Robots might have disappeared from public view, but development of them continued in space and military applications. And by the 2000s, computing power — improving exponentially via Moore’s law — had passed the “midpoint” threshold, whereby the gains began to be increasingly impressive. By the early 2000s, computing power that in the 1980s had been confined to room-sized, gas-cooled Cray supercomputers designed to model nuclear explosions was now present in a mid-level gaming laptop. Putting such spatial-modelling technology into robots is what has allowed for the sudden animal-like leaps in the technology. Now the global race is on to robotise production — even China, with several hundred million potential workers still living in rural poverty, has committed itself to industrial robotisation (including the FoxConn factory); the impact on global society and economics is likely to be substantial.

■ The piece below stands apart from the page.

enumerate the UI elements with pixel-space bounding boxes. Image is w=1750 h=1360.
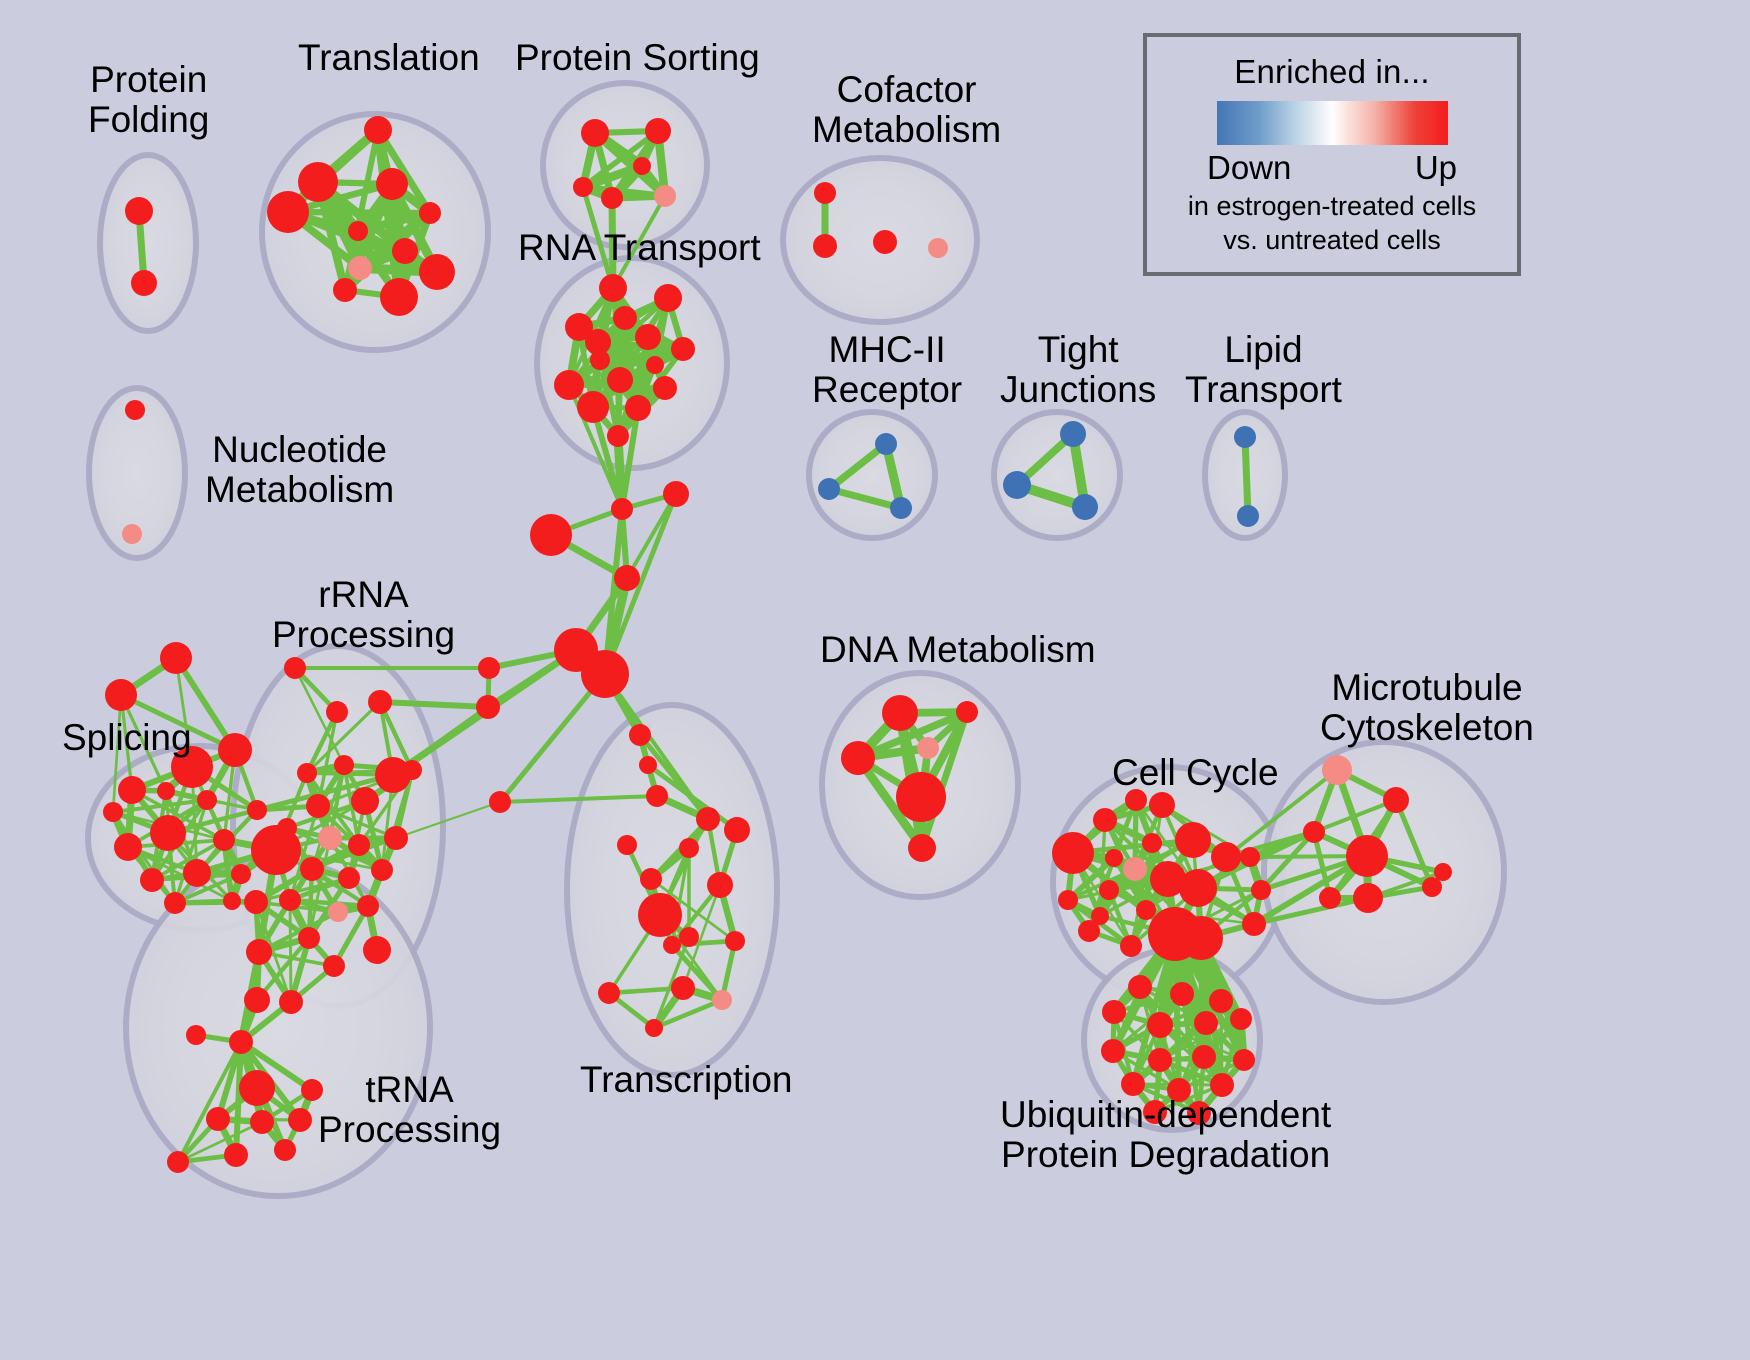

But it will also be paradoxical, since the successive automation of production, while it benefits the individual firm, sector or country — to diminishing degrees — has the effect of reducing the circuit of capital. For the robotisation of production to be smoothly offset, significant new economic sectors must be created. That, throughout the history of capitalism, has been the promise of automation. There is every sign that this process stopped around the 1970s in the West, and a growing “surplus” population has been hidden by various statistical manoeuvres — and is now being actively persecuted and demonised.
What happens when the process of automation starts to not only accelerate, but to jerk forward — i.e. meta-accelerate, with the new industries and services designed to fill the employment gap, now pre-automated — and the innovations created therein feeding back new innovations in automation to the economy as a whole. Should that process occur, the relation of society to production changes — but in a way that we do not at the moment have the framework to accommodate in a calm and rational fashion. With an increasingly large, increasingly excluded population, how will dominant interests stay in control? Well, they’d need some pretty gruesome robots. Hmmmmmmmmm. If tonight, after watching the video, you dream of being chased by BigDog, it might well count as premonition.
That is the dark side of the new robotics. The more optimistic dimension comes from Moore’s law — computing capacity not only expands in power, but also falls in price. Robotics is no longer constrained within the increasingly monolithic military-information complex — the Google-mil-plex — but is increasingly being distributed.
It might not be the million-dollar robot but the five-dollar machine that will change the world — and those machines are coming from everywhere.